6. Massage.  I'm not a big foam roller (don't yell at me), but that doesn't mean massage is off the table.  I demanded a lot of massages from TG this season, and I want to be clear that I don't mean the sexxxxxxy kind.  Typically, they involved lots of yelling ("Stop pushing there!" "You're hurting me!" "Oh my God, seriously, stop!") and were not at all relaxing for either of us, but ultimately, I think they did help speed up recovery.  

If you don't have a boyfriend with whom you'd like to fight, I am also a big proponent of a quick chair massage at the nail salon.  10 minutes will work out the knots you've tied yourself into sitting at a desk all day and then hunching up while you're running.  Which reminds me...

7. The Standing Desk.  I stand at my desk.  As you'll recall, it's a pretty shoddy set up, constructed mostly of boxes of expired liquor donations and annual reports (the nonprofit life is a glamorous one), but it gets the job done: not only do I feel better not being all crammed up and bent over, but since I'm standing there, I'm much more apt to engage in some stretching of my IT bands or quads while I'm on a conference call or something.

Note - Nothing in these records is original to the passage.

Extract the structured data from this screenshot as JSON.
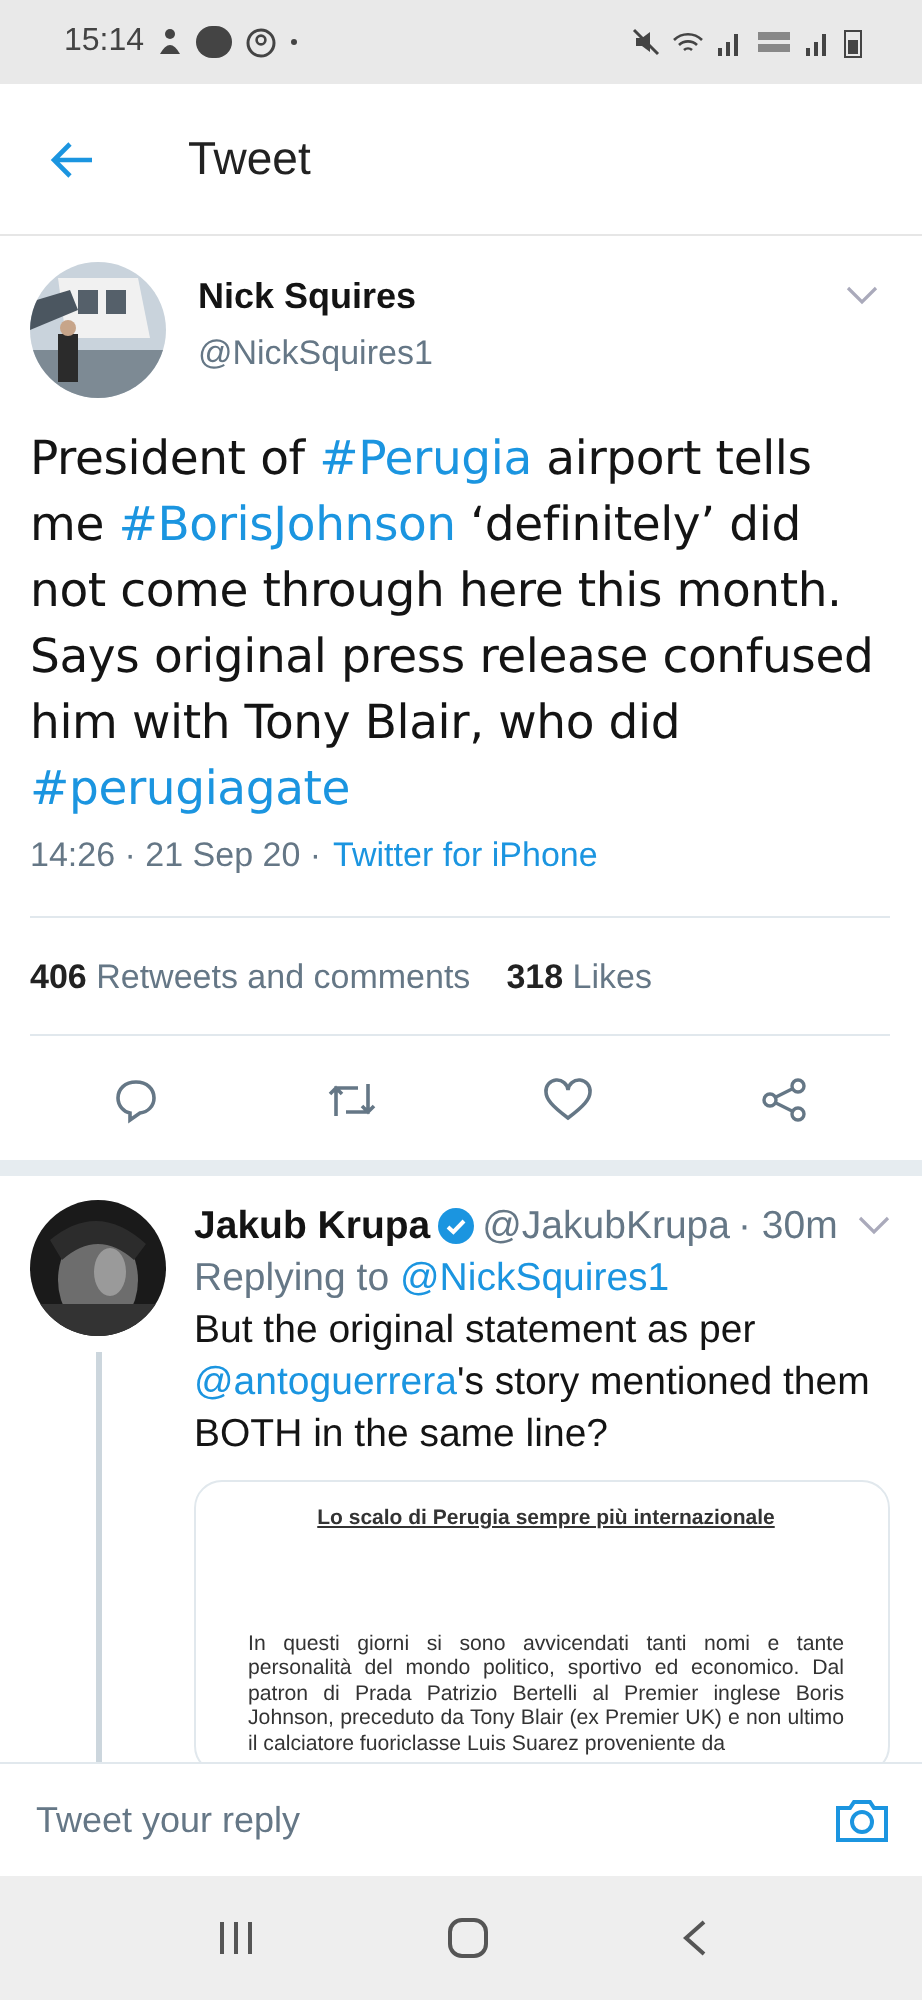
{
  "status_bar": {
    "time": "15:14"
  },
  "header": {
    "title": "Tweet"
  },
  "tweet": {
    "name": "Nick Squires",
    "handle": "@NickSquires1",
    "text": [
      {
        "kind": "plain",
        "text": "President of "
      },
      {
        "kind": "hashtag",
        "text": "#Perugia"
      },
      {
        "kind": "plain",
        "text": " airport tells me "
      },
      {
        "kind": "hashtag",
        "text": "#BorisJohnson"
      },
      {
        "kind": "plain",
        "text": " ‘definitely’ did not come through here this month. Says original press release confused him with Tony Blair, who did "
      },
      {
        "kind": "hashtag",
        "text": "#perugiagate"
      }
    ],
    "timestamp": "14:26 · 21 Sep 20 ·",
    "source": "Twitter for iPhone",
    "stats": [
      {
        "count": "406",
        "label": "Retweets and comments"
      },
      {
        "count": "318",
        "label": "Likes"
      }
    ]
  },
  "reply": {
    "name": "Jakub Krupa",
    "verified": true,
    "handle": "@JakubKrupa",
    "time": "· 30m",
    "replying_prefix": "Replying to",
    "replying_to": "@NickSquires1",
    "text": [
      {
        "kind": "plain",
        "text": "But the original statement as per "
      },
      {
        "kind": "mention",
        "text": "@antoguerrera"
      },
      {
        "kind": "plain",
        "text": "'s story mentioned them BOTH in the same line?"
      }
    ],
    "attachment": {
      "title": "Lo scalo di Perugia sempre più internazionale",
      "body": "In questi giorni si sono avvicendati tanti nomi e tante personalità del mondo politico, sportivo ed economico. Dal patron di Prada Patrizio Bertelli al Premier inglese Boris Johnson, preceduto da Tony Blair (ex Premier UK) e non ultimo il calciatore fuoriclasse Luis Suarez proveniente da"
    }
  },
  "composer": {
    "placeholder": "Tweet your reply"
  }
}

8. Cats.  I have a cat who wakes me up at 5:00am with his teeth and claws, which means I have no desire to hit snooze and stay in bed with that vicious monster.  Get a cat, never miss a morning workout.

Something I don't think has an impact on my speed?  The dry period. 

Whereas not drinking beer is overrated...
For races at which I have big, hairy, scary goals (Chicago, Boston), I stop drinking alcohol 4-6 weeks beforehand.  In part, making a commitment like that sets the tone for me, mentally, that This Is A Serious Undertaking.  Physically, the thinking is that I'll sleep better, make better eating choices, and be better hydrated.  Truthfully, I don't know that any of those things actually happen, for me.  I get a lot of sleep (7.5 hours a night at minimum. #childfree) regardless.  Not drinking has the effect of freeing up calories for indulging in something else.  And drinking Diet Cokes instead of beers at a bar doesn't have the hydration impact I should be going for.  And when it comes to the race itself, the relationship between sobriety and speed seems to be a crapshoot: I drank a beer the night before Rehoboth and had a good race on crap training, and didn't touch the stuff for 5 weeks before the Hamptons and tried to DNF at mile 13.  I keep doing it because the mental part is actually important to me, but I definitely wouldn't put it on the Must Do list, if you were asking me to make you one.

So, that's what worked and what hasn't for me.  What about you?  Try any of the above?  Have something else in your arsenal that works like rocket fuel for your racing?  Convinced that foam rolling is for chumps? Share your thoughts in the comments.